Esa mañana, el teniente administrativo le deja claro a Pellegrini que sigue siendo el inspector principal del caso Latonya Wallace, y le ordena abandonar el expediente 88033, el asesinato de Barney Erely, de cuarenta y cinco años, sin dirección conocida, en manos de la cuadrilla de Roger Nolan. Esta decisión no hace de Nolan el hombre más feliz de la unidad de homicidios.
Transferir el caso a otro no sirve de nada. En un mundo con más crímenes que inspectores, esta es una ciudad en la que el tiempo no se detiene, ni siquiera para Latonya Wallace. Una semana más tarde, Pellegrini y Gary Dunnigan están solos en el turno de medianoche cuando suena el teléfono. Un apuñalamiento con resultado de cadáver en la zona sureste.
Y Pellegrini vuelve a entrar en la rueda.
No hay testigos y no hay motivo. Han apuñalado a una mujer de cuarenta años, la han vuelto a apuñalar y después, al parecer, le han pegado un tiro en la cabeza a corta distancia. Al menos, se dice Rich Garvey, ha muerto dentro de una casa.
Wilson, el técnico de laboratorio, deja de sacar fotografías el tiempo suficiente para que se recargue el flash de la cámara, y Garvey aprovecha el respiro para recorrer una vez más la habitación, repasando mentalmente la lista de lo que hay que hacer. Casi se oyen las tarjetas dando vueltas en su cabeza.

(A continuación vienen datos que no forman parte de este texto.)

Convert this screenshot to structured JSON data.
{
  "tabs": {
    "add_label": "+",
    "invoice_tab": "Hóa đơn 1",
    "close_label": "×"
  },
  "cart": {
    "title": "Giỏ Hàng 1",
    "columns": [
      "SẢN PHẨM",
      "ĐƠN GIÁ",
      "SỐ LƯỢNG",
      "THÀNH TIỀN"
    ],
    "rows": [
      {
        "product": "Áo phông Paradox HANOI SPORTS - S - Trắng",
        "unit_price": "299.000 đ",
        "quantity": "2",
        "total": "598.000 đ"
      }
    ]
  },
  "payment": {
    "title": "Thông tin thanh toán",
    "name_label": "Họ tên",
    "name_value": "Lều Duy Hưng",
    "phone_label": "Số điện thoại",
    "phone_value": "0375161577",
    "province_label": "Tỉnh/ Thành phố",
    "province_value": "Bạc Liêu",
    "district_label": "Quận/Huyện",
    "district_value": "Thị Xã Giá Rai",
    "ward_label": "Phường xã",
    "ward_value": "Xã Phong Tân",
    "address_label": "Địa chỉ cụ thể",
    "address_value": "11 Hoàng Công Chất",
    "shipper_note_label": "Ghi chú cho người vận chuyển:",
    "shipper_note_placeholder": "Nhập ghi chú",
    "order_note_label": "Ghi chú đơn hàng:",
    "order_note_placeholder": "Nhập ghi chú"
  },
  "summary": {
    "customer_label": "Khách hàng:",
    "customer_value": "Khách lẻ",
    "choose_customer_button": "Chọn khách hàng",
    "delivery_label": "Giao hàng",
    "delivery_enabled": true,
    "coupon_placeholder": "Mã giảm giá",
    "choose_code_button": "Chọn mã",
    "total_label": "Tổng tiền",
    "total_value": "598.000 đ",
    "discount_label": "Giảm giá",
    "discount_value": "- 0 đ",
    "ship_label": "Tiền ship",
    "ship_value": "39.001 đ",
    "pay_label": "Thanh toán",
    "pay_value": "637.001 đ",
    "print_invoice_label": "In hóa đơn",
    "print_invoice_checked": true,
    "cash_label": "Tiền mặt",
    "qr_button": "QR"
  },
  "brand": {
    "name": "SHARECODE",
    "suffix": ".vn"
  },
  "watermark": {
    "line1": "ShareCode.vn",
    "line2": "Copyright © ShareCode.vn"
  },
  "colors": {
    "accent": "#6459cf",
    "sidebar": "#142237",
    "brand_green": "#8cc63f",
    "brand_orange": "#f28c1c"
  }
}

—Eh, ¿dónde está tu amigo? —le pregunta Wilson.
El inspector levanta la cabeza, distraído.
—¿Mi amigo?
—Ya sabes, tu compañero, McAllister.
—Hoy es su noche libre.
—¿Te ha dejado solo, eh?
—Eso, al bueno de Garvo siempre le chutan los casos difíciles… ¿Has sacado una foto de la ropa que está ahí en el suelo, al lado de la puerta?
—Unas cuantas.
Garvey asiente.
Un vecino encontró a Charlene Lucas. Se trata de un hombre de mediana edad que vive en el apartamento de arriba. Al irse a trabajar a las cinco de la mañana, se ha dado cuenta de que la puerta del piso de Charlene estaba entornada, y al volver, poco después de las cuatro de la tarde, que seguía abierta. La ha llamado, luego se ha adentrado en el apartamento lo suficiente como para ver las piernas de la mujer en el suelo.
Los enfermeros han llegado y dictaminado que estaba muerta a las cuatro y cuarenta minutos, y Garvey ha aparecido en la calle Gilmor unos quince minutos después. La escena del crimen ya estaba precintada, y los agentes de la zona oeste se habían ocupado de mantener alejados a los curiosos y dejar pasar a los residentes del edificio de ladrillo rojo. Se trata de una hilera de casas de tres pisos recientemente renovadas, con apartamentos pequeños de una sola habitación, en los que, al parecer, el contratista había hecho un buen trabajo. El bloque de pisos donde vivía Lena Lucas estaba en una de las zonas más estropeadas del sector oeste, y por el aspecto del edificio, era uno de los mejor conservados del vecindario. Se notaba la labor de rehabilitación, cada uno de los apartamentos contaba con alarmas antirrobo y cerrojos, e interfonos conectados al timbre de la puerta principal.
Al subir hasta el rellano del segundo piso, Garvey enseguida se da cuenta de que las puertas no están forzadas, ni la de la entrada principal ni la del apartamento. Tanto en el salón como en la habitación de atrás, las ventanas están cerradas.